The Silver Fox said...

The other TT "(Wh)oops" posts I've read so far were light, and/or humorous. This one kept me riveted throughout. Amazing story, touchingly told. Thanks.

Squirrel said...

incredibly well written post! quite a story, but the storyteller kept me captivated by it.

Ronda Laveen said...

SF and Squirrel: I take that as high praise coming from both of you.

Megan said...

Whew, Ronda. What a story.
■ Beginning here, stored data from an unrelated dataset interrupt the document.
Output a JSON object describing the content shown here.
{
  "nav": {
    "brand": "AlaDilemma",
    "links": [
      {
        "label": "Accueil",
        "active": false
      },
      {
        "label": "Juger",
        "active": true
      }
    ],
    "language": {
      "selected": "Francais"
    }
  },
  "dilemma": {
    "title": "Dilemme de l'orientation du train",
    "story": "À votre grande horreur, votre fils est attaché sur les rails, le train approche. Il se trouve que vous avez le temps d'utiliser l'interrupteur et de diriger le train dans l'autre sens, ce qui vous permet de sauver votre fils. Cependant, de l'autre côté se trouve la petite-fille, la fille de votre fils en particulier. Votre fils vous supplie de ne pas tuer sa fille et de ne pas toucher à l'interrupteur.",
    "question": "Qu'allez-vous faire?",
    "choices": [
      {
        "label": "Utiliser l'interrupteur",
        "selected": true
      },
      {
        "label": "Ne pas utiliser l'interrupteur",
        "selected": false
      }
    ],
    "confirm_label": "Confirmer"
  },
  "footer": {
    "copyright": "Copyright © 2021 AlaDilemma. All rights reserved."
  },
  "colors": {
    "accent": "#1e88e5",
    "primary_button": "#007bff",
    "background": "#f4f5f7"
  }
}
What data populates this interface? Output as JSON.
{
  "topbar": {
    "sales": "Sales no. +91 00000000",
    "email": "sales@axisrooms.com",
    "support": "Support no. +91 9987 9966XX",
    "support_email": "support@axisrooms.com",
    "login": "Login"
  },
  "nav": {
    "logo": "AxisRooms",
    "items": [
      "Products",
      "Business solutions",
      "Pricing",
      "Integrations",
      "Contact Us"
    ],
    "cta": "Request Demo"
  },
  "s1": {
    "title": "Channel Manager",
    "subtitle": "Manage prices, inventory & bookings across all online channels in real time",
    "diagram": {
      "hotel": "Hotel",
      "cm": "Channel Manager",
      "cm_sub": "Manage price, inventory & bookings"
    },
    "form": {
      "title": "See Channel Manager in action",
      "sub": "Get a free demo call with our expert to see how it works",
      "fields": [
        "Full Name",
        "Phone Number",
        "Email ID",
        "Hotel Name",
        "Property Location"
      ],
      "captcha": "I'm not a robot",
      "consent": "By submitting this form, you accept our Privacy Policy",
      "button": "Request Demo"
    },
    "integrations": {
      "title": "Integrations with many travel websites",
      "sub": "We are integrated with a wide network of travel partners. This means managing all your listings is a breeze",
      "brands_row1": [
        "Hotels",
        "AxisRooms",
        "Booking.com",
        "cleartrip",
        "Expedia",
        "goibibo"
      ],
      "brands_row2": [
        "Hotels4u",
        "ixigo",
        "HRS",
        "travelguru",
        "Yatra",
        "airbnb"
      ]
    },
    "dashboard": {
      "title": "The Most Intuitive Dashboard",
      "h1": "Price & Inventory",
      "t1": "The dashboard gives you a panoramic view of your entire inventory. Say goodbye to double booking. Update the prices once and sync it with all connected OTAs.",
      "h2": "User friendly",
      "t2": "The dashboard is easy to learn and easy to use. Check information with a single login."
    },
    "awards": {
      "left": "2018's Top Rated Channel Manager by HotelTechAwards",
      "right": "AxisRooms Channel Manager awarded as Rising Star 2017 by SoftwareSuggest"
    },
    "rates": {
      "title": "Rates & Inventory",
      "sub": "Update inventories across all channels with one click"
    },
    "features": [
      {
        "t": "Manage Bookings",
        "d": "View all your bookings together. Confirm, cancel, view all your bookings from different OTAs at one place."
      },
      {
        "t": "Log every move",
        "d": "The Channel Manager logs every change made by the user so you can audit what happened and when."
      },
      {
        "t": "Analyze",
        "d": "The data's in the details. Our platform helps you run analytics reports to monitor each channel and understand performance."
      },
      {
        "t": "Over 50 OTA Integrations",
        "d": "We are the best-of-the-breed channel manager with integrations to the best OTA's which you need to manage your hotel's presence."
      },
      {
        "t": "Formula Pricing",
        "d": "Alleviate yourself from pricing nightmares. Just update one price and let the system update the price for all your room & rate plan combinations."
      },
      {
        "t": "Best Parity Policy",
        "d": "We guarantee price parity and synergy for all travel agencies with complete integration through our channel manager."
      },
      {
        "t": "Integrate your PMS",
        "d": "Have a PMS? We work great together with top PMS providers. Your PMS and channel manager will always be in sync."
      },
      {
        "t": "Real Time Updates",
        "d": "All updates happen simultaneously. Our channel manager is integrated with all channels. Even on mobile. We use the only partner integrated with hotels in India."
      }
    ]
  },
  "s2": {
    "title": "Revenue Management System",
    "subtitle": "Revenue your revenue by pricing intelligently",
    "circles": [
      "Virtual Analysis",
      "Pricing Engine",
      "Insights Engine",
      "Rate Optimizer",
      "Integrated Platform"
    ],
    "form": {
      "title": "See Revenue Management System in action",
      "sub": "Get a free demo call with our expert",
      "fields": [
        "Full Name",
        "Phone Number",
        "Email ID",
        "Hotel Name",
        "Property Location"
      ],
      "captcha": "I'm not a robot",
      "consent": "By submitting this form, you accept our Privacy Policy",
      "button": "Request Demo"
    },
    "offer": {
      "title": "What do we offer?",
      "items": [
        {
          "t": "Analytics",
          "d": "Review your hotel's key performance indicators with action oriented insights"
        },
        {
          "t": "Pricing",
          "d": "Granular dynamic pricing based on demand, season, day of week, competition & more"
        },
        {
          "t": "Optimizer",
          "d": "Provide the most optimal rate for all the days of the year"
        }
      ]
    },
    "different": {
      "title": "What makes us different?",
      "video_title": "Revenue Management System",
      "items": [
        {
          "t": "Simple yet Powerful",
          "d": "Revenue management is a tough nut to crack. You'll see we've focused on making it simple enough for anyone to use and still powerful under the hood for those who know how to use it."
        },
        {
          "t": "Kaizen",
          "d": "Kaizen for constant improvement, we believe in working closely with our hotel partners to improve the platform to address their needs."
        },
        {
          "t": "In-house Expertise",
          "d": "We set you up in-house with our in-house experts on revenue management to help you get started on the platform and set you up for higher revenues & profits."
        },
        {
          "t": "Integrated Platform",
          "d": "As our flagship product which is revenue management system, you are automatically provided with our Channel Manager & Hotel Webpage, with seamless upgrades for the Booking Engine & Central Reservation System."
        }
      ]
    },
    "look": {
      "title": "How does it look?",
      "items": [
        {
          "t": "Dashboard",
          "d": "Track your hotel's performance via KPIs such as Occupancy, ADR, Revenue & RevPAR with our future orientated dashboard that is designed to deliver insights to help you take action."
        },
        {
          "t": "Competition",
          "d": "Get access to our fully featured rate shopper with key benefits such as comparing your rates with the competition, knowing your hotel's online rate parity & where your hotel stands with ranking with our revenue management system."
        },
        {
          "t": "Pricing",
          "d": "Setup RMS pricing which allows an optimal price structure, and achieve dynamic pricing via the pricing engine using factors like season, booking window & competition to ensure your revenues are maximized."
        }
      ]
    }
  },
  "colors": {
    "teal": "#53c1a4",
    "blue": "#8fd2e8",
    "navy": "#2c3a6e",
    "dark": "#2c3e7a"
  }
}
I can only imagine the proxy's extremes of emotion that day - and yours, as well.

tony said...

Hi Ronda.Thank You .
I am surprised.In the UK it would not be possible for a person to give such prior instructions.
We have a big debate here over "The Right To Die".Because doctors have total control over this, many folk are pushing for a more flexible apporoach.Its difficult, as Betty Lou's experience indicates.You can never forsee exactly how the end will come:also, you cant really make contigencies for last minute change-of-mind.Also (as you show) it puts relatives in a very difficult position.
I Know Its Slightly Off-Topic, but here is a blog for Brits who are considering travel to Switzerland where "assisted-Suicide" is allowed.It raises many questions.
Maybe in Death,as in Life, We have no easy answers.all we can do is manage the Uneasy questions the best we can.............
[n.b. the word verification is "surgen" !!!!!:)]

Ronda Laveen said...

Megan: Yes, it was quite a roller coaster ride. Bottom-top-bottom.

Tony: This is very interesting about the UK. In the US, making your wishes known prior to an emergency has been prevalent for probably the last 20-30 years. Until your comment, I have not considered the ways fo other countries. I learn so much from fellow bloggers. I don't think your link is off-topic at all. It is entirely related. In California, all we can do is create an Advance Directive and appoint a Health Care Proxy. In Oregon, there are some provisions for assisted suicide. I think they are still legal. Right now the parameters come and go with legalities.